For”This I Believe”:–
I go to Church and, along with everybody else, I say the words of the creed. I think of it as a kind of poetry.
I served as an air force navigator during WWII. Eventually I went into teaching–the history of religions, at Columbia University, and philosophy in a college in the City University of New York.
I grew up in the Bible belt, but early on I learned to live and work with friends who come from many different religious and non-religious traditions.
So. it is harder to say what I believe now than it was when I was a boy growing up in Johnson City, Tennessee. At the same time, I don’t want to “throw out the baby with the bathwater”.

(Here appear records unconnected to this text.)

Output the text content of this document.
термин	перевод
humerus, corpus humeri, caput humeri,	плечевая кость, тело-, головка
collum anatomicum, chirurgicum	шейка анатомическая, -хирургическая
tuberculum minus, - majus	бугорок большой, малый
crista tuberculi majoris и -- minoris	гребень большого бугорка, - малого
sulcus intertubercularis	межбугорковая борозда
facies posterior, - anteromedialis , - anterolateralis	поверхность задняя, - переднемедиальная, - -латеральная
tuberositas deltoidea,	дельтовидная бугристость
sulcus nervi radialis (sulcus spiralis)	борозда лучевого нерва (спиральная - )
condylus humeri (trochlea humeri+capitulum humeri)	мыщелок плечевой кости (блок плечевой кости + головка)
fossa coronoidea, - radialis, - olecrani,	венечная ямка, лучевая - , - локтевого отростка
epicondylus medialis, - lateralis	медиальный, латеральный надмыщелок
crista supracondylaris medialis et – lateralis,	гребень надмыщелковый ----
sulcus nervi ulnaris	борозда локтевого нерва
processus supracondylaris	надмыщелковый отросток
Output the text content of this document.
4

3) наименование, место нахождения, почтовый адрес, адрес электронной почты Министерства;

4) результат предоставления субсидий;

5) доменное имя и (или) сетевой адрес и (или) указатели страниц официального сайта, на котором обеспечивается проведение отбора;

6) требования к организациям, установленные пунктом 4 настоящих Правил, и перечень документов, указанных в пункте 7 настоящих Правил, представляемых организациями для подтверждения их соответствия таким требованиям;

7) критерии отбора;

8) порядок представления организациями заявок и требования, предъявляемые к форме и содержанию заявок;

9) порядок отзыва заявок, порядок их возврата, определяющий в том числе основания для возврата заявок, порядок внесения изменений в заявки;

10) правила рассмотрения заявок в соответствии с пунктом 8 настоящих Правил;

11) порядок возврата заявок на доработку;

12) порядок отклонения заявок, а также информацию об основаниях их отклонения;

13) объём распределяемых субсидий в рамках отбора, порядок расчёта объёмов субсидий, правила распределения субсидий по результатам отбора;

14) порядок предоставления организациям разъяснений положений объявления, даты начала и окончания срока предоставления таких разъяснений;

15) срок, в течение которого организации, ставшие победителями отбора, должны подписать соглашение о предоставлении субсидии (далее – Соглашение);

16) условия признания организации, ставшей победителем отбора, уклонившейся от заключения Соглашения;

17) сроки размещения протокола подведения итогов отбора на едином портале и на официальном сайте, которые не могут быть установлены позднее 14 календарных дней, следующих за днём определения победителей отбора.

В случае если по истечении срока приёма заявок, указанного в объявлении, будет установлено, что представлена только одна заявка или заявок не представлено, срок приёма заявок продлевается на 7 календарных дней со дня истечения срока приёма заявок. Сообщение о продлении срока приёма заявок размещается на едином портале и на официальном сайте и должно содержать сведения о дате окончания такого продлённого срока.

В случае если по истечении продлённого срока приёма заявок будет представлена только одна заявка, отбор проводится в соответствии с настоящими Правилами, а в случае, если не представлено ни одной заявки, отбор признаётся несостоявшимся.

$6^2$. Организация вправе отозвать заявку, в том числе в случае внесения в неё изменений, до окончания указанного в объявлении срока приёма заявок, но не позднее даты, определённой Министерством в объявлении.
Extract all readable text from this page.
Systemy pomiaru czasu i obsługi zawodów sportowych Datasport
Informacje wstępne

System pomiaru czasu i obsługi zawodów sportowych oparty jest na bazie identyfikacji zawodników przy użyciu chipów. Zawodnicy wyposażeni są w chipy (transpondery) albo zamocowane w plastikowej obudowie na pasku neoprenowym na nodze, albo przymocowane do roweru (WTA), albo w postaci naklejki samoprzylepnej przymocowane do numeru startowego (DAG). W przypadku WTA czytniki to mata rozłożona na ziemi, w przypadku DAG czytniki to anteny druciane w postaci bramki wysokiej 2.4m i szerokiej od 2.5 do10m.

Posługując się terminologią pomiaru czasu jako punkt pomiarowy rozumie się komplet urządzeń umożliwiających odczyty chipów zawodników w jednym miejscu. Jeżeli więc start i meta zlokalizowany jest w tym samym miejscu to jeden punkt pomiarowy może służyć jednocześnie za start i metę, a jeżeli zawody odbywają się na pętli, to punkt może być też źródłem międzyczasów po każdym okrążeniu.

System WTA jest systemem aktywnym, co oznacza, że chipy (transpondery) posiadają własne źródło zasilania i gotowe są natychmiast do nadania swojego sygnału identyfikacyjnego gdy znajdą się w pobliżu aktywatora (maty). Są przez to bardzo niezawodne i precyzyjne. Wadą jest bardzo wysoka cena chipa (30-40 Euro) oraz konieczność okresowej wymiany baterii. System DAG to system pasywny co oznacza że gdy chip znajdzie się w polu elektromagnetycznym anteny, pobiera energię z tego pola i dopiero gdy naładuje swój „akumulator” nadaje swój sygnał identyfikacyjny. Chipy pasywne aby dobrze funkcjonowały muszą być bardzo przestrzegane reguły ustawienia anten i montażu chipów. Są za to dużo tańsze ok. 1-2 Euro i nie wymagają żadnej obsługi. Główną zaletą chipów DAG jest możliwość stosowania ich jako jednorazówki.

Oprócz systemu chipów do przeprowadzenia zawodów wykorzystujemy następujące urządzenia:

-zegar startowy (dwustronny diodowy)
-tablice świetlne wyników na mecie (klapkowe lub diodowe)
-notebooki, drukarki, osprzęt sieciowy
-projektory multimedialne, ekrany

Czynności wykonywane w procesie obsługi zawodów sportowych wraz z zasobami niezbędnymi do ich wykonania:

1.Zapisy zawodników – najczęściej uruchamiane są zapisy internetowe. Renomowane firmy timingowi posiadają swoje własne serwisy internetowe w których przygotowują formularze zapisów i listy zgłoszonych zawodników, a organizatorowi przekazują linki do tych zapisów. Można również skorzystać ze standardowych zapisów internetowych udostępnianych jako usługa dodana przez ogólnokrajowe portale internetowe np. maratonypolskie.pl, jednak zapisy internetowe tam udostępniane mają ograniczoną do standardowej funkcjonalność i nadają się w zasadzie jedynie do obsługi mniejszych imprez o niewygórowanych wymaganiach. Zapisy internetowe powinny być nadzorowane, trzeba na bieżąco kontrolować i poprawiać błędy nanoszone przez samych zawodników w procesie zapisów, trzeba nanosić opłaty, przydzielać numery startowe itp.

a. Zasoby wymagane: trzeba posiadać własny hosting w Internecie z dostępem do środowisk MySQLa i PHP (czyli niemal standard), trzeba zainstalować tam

I love science programs about the origins of life, the multitude of galaxies, and the latest attempts to explain “string theory”. There is poetry in all this, even as there is in the readings and prayers I hear in Church. But sometimes they seem so different, so out of touch with each other.
Where did we all come from?. How did it all begin?
Should we simply try to forget such questions?
I don’t want to do that. I don’t want to shelve or put these questions in brackets.
Although we now know ourselves to be tiny creatures who live on a globular speck in the universe of universes, we do tend to take ourselves seriously. No matter how finite we are, we marvel at what our species has wrought, at what all we can do with our minds, our emotions, our hands. We are visceral and spiritual, social beings who interact with all that is. As someone has said: “Astronomically speaking, we are the astronomers.”
I believe that although we are, by nature, ‘religious beings’, we should never have to turn off our thinking in order to ‘be religious’.
Perhaps poetry is the way to go.
If “God”–the word “God”–can serve as symbol for “the imponderable”, I can say: “I believe in God. In the beginning, God.”